Petição
EXCELENTÍSSIMO SENHOR DOUTOR JUIZ DE DIREITO DA $[processo_vara] VARA CÍVEL DA COMARCA DE $[processo_comarca] - $[processo_uf]
Justiça Gratuita
$[parte_autor_nome_completo], $[parte_autor_nacionalidade], $[parte_autor_maioridade], $[parte_autor_estado_civil], $[parte_autor_profissao], inscrito no CPF sob o nº $[parte_autor_cpf], RG nº $[parte_autor_rg], residente e domiciliado $[parte_autor_endereco_completo], por seu procurador que esta subscreve, nos termos do incluso instrumento particular de mandato, ao propor a presente
AÇÃO DECLARATORIA DE NULIDADE DE CLAUSULAS CONTRATUAIS - Com pedidos Liminares
em desfavor de $[parte_reu_razao_social], pessoa jurídica de direito privado, com sede na $[parte_reu_endereco_completo]. C.N.P.J. $[parte_reu_cnpj], vem perante V.Excia., dizer e requerer o que segue:
A parte Autora em SETEMBRO DE 2013, adquiriu um veículo tendo tomado mútuo através do contrato de EMPRESTIMO PESSOAL, nascido justamente da intenção de aquisição de dito bem, ou seja, por não possuir o valor global de R$ $[geral_informacao_generica] resolveu aceitar tomar o empréstimo que de forma insistente era oferecido.
O negócio que em um primeiro momento pareceu atrativo e correto revelou-se, com o passar da execução, em uma grande mentira. Sob a promessa de taxas e encargos baixos e facilidades de pagamentos, o Réu iludiu o demandante e fez com que firmasse a proposta EM BRANCO.

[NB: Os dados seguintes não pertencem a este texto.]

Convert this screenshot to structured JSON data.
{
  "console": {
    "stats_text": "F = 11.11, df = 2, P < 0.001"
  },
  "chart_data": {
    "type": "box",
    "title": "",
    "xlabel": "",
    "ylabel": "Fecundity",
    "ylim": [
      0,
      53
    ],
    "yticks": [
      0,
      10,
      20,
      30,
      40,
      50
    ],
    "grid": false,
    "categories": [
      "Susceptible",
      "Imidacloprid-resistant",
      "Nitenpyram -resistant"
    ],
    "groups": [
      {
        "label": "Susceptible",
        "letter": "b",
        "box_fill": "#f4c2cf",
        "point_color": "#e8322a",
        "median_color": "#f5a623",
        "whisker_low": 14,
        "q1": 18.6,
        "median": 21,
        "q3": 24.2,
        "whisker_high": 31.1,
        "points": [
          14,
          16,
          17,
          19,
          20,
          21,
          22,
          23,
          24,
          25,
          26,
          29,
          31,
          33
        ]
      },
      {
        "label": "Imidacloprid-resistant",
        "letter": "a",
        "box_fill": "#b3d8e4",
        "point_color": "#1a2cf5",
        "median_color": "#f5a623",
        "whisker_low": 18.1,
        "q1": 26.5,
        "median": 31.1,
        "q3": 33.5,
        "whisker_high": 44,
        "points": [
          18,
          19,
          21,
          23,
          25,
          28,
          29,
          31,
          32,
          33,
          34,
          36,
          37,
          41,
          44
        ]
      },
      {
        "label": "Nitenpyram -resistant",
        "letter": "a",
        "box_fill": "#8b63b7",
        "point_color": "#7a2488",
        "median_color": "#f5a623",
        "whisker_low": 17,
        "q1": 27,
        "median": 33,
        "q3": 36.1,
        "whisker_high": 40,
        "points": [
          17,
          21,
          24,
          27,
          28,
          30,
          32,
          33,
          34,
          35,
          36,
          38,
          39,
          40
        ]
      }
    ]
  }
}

Atualmente observa que foi ludibriado, eis que o contrato, considerando os valores envolvidos na negociação, certamente está revestido de cláusulas abusivas e por força de Lei ilegais, no que tornam necessárias as suas revisões a fim de buscar o restabelecimento e o equilíbrio na relação contratual, uma vez que o valor global do saldo devedor R$ $[geral_informacao_generica] em nada condizem com as realidades apresentadas quando da contratação.
O valor global do saldo devedor, caso permaneçam imodificáveis as cláusulas, representará um prejuízo demasiado e um lucro excessivo e ilegal ao demandado.
Note V.Excia., Absolutamente fora da realidade atual da economia Brasileira, quando o momento é de total estabilidade do mercado econômico.
O saldo final só alçou os numerários do contrato pela implementação de cláusulas tidas pela legislação que integra a relação negocial, como ilegais, de conteúdo maciço e pré-dispostas.
PRETENDE com a presente demanda, revisar as cláusulas contratuais e toda a relação negocial mantida com o Réu, com o objetivo de expurgar as cobranças abusivas e ilegais, através de provimento declaratório de nulidade das cláusulas contratuais que as prevejam, reconhecendo-os como indevidos os valores pagos sob tais rubricas.
DO SPREAD BANCÁRIO E A DEDUÇÃO DA INADIMPLÊNCIA DO IMPOSTO DE RENDA
Em 1992, há 20 anos, a Revista Exame (1992, p. 56), sob o sugestivo título "O Melhor Negócio do Mundo" dizia: “Quer fazer um bom negócio no Brasil? Abra um banco. A economia vai mal, as empresas há muito tempo sofrem e gemem - e os bancos lucram, lucram, lucram.“
A única coisa que mudou nestes 18 anos é que o Poder Judiciário, quando provocado, vem bem decidindo: '... Daí porque andou na trilha correta a digna Juíza sentenciante ao considerar nulas as cláusulas contratuais que permitiram "spread" superior a 20% da taxa de captação dos CDB's pelo banco apelante e à cobrança de juros capitalizados, de onde advieram lucros arbitrários, excessivos e fixados de modo unilateral' (1º TACIV/SP - 11ª CÂM., Apelação nº 737.410-7, j. em 08 de junho de 1998, rel. Juiz MAIA DA CUNHA).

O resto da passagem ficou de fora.